What does unconsciously divorcing look like?
- Not having a clear plan
- Unhealed baggage
- Shattered ego and pride
- Using your kids to fulfill your needs
- Blaming your ex for your unhappiness
- Not owning how you got to this unconscious place
- Unrealistic expectations
- Putting your kids in the middle
- Competition parenting
- Jumping into another relationship without healing
- Not being able to co-parent
- Having to “win” all costs
- Reacting to everything rendering you powerless
- Still energetically attached in divorce
What did all of this teach me? That there are no winners in divorce, only opportunities to heal or stay stuck in a victim mindset. It becomes a choice, you can either fight and defend your worthiness and continue to remain powerless, or you can love yourself enough to step away from the fight.
I know the fight. I brought it with me everywhere I went: the fortress I built, the armor I wore, gloves on anticipating the next swing. I had to be ready! I was NEVER going to put myself in that vulnerable place again. I had to hold tight out of fear of what I could possibly lose next.
The energy I carried was heavy. It came with a price. Fear will make you forget who you are; it will choke the life out of any relationship, and what you fear you will attract, and I did attract just that.
As a divorced mother, a universal fear that we carry is “losing” our children. We try to control because we are so afraid that we will lose what we believe is ours.
Glennon Doyle says, “control is love without trust.” I had no trust. I felt alone in divorce, unsupported, left to figure things out on my own. People that I once trusted turned their backs on me because they couldn’t support my decision to leave. That lack of trust penetrated motherhood. I tried to be strategic in my parenting so that I could control the outcome, which was not losing my kids.
I didn’t see the consequences of this until it was too late. When my eldest son was 14, he wanted to live with his dad full time. You can read about my story here.
Anger, rage, and revenge fueled an internal war, and it brought me to desperate places no mother should ever have to experience. The fight was like wildfire, and it was destined to burn everything in its path. My ego wanted everyone to feel my pain, including my own child.
That was not unconditional love. Love doesn’t punish, it doesn’t keep score, it doesn’t keep track of time, and it certainly doesn’t destroy everything in its path.
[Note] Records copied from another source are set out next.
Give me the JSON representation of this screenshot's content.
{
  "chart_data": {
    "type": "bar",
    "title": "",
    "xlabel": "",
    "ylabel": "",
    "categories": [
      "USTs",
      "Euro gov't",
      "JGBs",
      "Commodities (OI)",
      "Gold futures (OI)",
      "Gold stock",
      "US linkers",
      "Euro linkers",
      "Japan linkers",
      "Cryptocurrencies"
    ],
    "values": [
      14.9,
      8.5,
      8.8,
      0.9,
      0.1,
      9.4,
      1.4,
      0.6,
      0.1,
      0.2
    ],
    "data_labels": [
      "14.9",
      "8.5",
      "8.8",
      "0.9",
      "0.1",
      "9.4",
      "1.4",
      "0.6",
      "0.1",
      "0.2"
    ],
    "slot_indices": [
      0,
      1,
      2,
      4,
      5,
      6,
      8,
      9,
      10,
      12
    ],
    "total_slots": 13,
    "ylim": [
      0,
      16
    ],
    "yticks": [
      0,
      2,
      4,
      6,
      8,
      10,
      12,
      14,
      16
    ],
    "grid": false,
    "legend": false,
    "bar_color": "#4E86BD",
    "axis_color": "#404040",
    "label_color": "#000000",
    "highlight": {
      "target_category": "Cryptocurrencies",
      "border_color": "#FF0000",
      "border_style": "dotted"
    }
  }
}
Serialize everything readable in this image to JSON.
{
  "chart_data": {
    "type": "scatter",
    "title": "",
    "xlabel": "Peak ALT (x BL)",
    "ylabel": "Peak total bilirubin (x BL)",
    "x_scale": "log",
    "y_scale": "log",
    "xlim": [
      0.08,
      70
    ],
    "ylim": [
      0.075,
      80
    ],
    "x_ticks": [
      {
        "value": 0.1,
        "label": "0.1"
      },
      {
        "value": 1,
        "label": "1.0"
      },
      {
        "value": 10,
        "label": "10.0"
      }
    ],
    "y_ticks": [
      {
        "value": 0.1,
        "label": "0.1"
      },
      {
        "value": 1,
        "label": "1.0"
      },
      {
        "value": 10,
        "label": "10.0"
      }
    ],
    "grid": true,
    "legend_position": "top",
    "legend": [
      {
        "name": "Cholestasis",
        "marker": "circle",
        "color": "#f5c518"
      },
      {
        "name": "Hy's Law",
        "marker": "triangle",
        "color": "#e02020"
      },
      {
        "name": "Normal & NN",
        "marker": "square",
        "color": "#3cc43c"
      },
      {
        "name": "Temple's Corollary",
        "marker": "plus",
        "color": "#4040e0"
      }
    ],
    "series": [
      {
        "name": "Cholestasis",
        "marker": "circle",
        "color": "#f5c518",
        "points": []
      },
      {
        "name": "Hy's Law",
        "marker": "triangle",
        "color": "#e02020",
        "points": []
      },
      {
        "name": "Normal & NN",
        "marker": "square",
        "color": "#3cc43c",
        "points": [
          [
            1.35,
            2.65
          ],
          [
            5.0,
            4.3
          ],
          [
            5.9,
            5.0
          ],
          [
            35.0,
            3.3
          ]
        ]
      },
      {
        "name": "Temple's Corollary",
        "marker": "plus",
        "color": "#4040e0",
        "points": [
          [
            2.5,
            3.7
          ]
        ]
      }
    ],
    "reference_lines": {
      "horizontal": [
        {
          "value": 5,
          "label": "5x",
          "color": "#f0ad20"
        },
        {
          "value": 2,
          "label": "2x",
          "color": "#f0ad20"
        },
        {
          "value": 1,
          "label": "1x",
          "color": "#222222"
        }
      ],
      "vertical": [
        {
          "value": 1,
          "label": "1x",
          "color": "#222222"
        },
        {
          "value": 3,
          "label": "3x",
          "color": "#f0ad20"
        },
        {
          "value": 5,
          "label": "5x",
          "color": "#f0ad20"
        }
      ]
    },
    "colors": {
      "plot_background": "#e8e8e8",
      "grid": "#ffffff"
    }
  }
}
Had I not learned how to Untie the Knots of Divorce, my internal landscape may have forever been desolate. I needed the right conditions, the right soil, to plant new seeds so that new life can flourish.
What you will find inside the Untying the Knots of Divorce digital course are the tools to help create the optimal conditions for new soil. Without the tools, without awareness, you will continue to attract the same experience that drew you into this unconscious relationship.
I know it feels impossible to forgive someone you felt betrayed by, abandoned by, or unworthy because of their choices. But not healing from this will keep you energetically married, which is why you may still be feeling powerless.
Nobody can make you feel powerless unless you have limiting beliefs that still need to be uprooted. Unless you gain awareness around what is keeping you stuck, you will continue to do what you have always done, meaning you may be spinning in a hamster wheel, getting nowhere, and not having any idea that all you have to do is take yourself out of it.
How does it feel to be in the hamster wheel?
- Reacting every time your ex sends you a text or an email
- Having to defend your choices to everyone
- Fighting in court getting absolutely nowhere
- Wanting to punish your ex or prove him wrong
- Needing to win or be right
- Rallying the troops to fight your battles, which may include your children
- Feeling paralyzed by court documents
- Feeling threatened as a mother
- Feeling like you need to compete or compare
- Giving in to your kids’ demands because you fear losing them
When you do the work to untie the knots, none of this will matter. You’ll stop breathing life into what isn’t serving your highest good, and you’ll begin the journey back to your truth, which is what you have long forgotten. You’ll stop negotiating parts of yourself out of fear of losing any more than you already have, and you’ll be able to parent from a place of unconditional love because you won’t need your children to fulfill you.
Your divorce experience doesn’t have to be one of loss, victimization, or powerlessness. It can be the catalyst you need for change, setting yourself free, and for authentic deep-rooted healing—the kind of healing that reconnects you back to your truth and your purpose.